Despite the workforce issue, the state’s grant programs have improved child care availability in the state, said Jillian Herink, executive director of the Iowa Association for the Education of Young Children.

“I believe that, exponentially, we would have lost more child care centers and more people in the workforce if the grant programs had not been implemented,” she said.

A solution in Canada?

Some child care experts argue for America’s child care system to be fixed, sweeping changes would have to be made on the federal level.

“The specifics almost matter less than the idea of putting permanent, robust amounts of public money into a system that is in desperate need of more public support,” said Haspel, the author who has written extensively about the child care shortage. “And that is what Canada has been doing.”

The United States’ northern neighbor — which had child care costs nearly as high as America’s in 2022 — has set an overall goal to make child care cost an average of $10 per day in most of the country by March 2026.
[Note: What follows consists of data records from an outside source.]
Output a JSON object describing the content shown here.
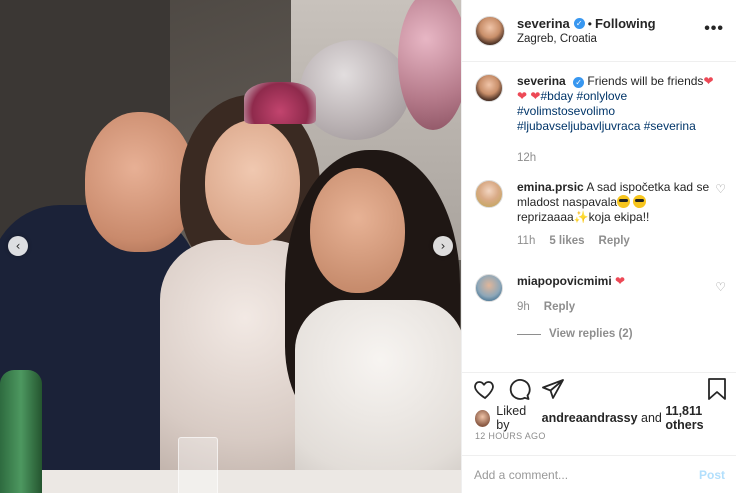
{
  "post": {
    "author": "severina",
    "following_label": "Following",
    "separator": "•",
    "location": "Zagreb, Croatia",
    "more_icon": "more-horizontal-icon",
    "verified_icon": "verified-badge-icon"
  },
  "caption": {
    "username": "severina",
    "text_1": "Friends will be friends",
    "tag_bday": "#bday",
    "tag_onlylove": "#onlylove",
    "tag_volim": "#volimstosevolimo",
    "tag_ljub": "#ljubavseljubavljuvraca",
    "tag_sev": "#severina",
    "time": "12h",
    "heart": "❤"
  },
  "comments": [
    {
      "username": "emina.prsic",
      "text_a": "A sad ispočetka kad se mladost naspavala",
      "text_b": "reprizaaaa",
      "text_c": "koja ekipa!!",
      "time": "11h",
      "likes": "5 likes",
      "reply": "Reply",
      "sparkle": "✨"
    },
    {
      "username": "miapopovicmimi",
      "heart": "❤",
      "time": "9h",
      "reply": "Reply",
      "view_replies": "View replies (2)"
    }
  ],
  "footer": {
    "liked_by_prefix": "Liked by",
    "liked_by_user": "andreaandrassy",
    "and": "and",
    "liked_count": "11,811 others",
    "timestamp": "12 HOURS AGO",
    "comment_placeholder": "Add a comment...",
    "post_label": "Post"
  },
  "photo_nav": {
    "left": "‹",
    "right": "›"
  },
  "colors": {
    "verified": "#3897f0",
    "heart": "#ed4956",
    "hashtag": "#003569",
    "muted": "#8e8e8e",
    "post_disabled": "#b2dffc"
  }
}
To achieve this, the Canadian government rolled out a $27 billion investment over the course of five years that began in 2021. The money goes to provincial governments, which distribute it directly to child care centers to reduce costs for families.

“More than 300,000 Ontario families are already saving thousands of dollars annually because of the Canadian government effort,” said Jenna Sudds, Canada’s minister of families, children and social development. “Affordable, high-quality child care has provided families with financial relief and is giving thousands of children the best possible start in life.”

Canada’s effort has already made significant progress, with six provinces and two territories already having met the $10 a day goal and some exceeding it, according to Morna Ballantyne, executive director of the Child Care Advocacy Association of Canada.

“Family-based child care providers and the child care centers receive more than 50% of their funding from government,” Ballantyne said, “and the private revenue from parent fees has gone down dramatically.”

Canada still faces plenty of difficulties in the implementation of its new system, though.

“Canada is undergoing massive change and we’re in transition, and so there are some very good things that are happening and there’s some major, major challenges,” Ballantyne said.

The challenges include expanding access and improving the quality of child care. Improving quality has been difficult due to the lack of early childhood educators. Like in the U.S., the low pay child care workers receive contributes to that shortage.

“I would say compensation is still a huge issue,” Ballantyne said.

Ballantyne said she doesn’t see any way around the U.S. fixing its child care shortage without a large increase in government funding, although having the funds is just part of the battle.

“Public funding without a really good policy framework can end up putting you in a worse position,” Ballantyne said.